# Satellite TV



## macca_24 (Apr 14, 2008)

Decided to sign up for showtime TV anyone else already have it? Do you like it? What sort of movies and series do they have? Law and Order, Bones, CSI? All those goodies can you tell me?


----------



## bubble_boy (May 28, 2008)

I had Showtime, but "downgraded" to Orbit Prime. I have to admit all the movie channels and sport channels were wasted on me. I prefer having Discovery and History channel. Showtime's series seem to be a few months behind the US from what i've seen, but not too bad. BE prepared for lots of re runs.


----------



## liquid8urn (Oct 7, 2008)

Does anyone know if 'Lost' series is available in the UAE? 
thanks


----------



## Lenochka (Apr 19, 2008)

You can buy the DVD boxes here.....one good places for things like that is 
the huge VIRGIN store in the Mall of Emirates

Have fun
Lenochka


----------



## NATS (Sep 17, 2008)

We're getting Showtime installed this week. going to miss my DSTV though. Wondering if showtime has Lost, Prison Break and oh of course Desperate Housewives in it lmfao


----------



## bubble_boy (May 28, 2008)

Showtime has those shows...


----------



## Jockvdv (Oct 2, 2008)

NATS said:


> We're getting Showtime installed this week. going to miss my DSTV though.
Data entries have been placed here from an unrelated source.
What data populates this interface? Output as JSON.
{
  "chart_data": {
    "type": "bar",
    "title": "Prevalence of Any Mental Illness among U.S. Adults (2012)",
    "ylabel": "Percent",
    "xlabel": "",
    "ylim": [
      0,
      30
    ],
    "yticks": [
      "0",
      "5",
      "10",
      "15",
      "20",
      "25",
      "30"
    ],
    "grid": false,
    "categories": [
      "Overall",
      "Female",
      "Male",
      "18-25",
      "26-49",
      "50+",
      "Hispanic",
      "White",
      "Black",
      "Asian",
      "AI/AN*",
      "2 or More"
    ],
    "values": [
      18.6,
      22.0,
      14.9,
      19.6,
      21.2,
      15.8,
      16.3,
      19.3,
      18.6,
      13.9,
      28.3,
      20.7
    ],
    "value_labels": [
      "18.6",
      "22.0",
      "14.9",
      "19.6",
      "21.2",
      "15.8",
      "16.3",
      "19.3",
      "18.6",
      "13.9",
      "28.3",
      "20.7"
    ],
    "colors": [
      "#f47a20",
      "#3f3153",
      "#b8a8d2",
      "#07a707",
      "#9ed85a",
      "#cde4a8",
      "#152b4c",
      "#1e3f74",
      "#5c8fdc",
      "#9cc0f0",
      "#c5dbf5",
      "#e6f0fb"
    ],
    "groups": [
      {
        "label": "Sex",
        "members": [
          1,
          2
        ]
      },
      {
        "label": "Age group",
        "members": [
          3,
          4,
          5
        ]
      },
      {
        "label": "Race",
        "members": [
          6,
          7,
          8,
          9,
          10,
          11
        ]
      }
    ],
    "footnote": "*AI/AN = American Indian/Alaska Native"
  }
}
Wondering if showtime has Lost, Prison Break and oh of course Desperate Housewives in it lmfao


Nats

In the same boat (currently in Joburg) - heard elsewhere you can get DSTV East - you can prob check out that bouquet here (?) Apparently you lose the RSA content (SABC etc...) but keep most, incl the sports

Jock


----------



## NATS (Sep 17, 2008)

Jockvdv said:


> Nats
> 
> In the same boat (currently in Joburg) - heard elsewhere you can get DSTV East - you can prob check out that bouquet here (?) Apparently you lose the RSA content (SABC etc...) but keep most, incl the sports
> 
> Jock


Welcome Gauteng

Me from Durbs

Don't know about the DSTV East and can't check it out. All my stuff left on the container and I had to give my PVR decoder away too


----------



## bubble_boy (May 28, 2008)

You cannot legally get dstv here. It's a bit of a mission to get it, and you need to be able to put a satellite up on your balcony or so...


----------



## NATS (Sep 17, 2008)

Ja I am not going to cry over spilt milk - no DSTV and that's it!

Have to do with SHOWTIME now!


----------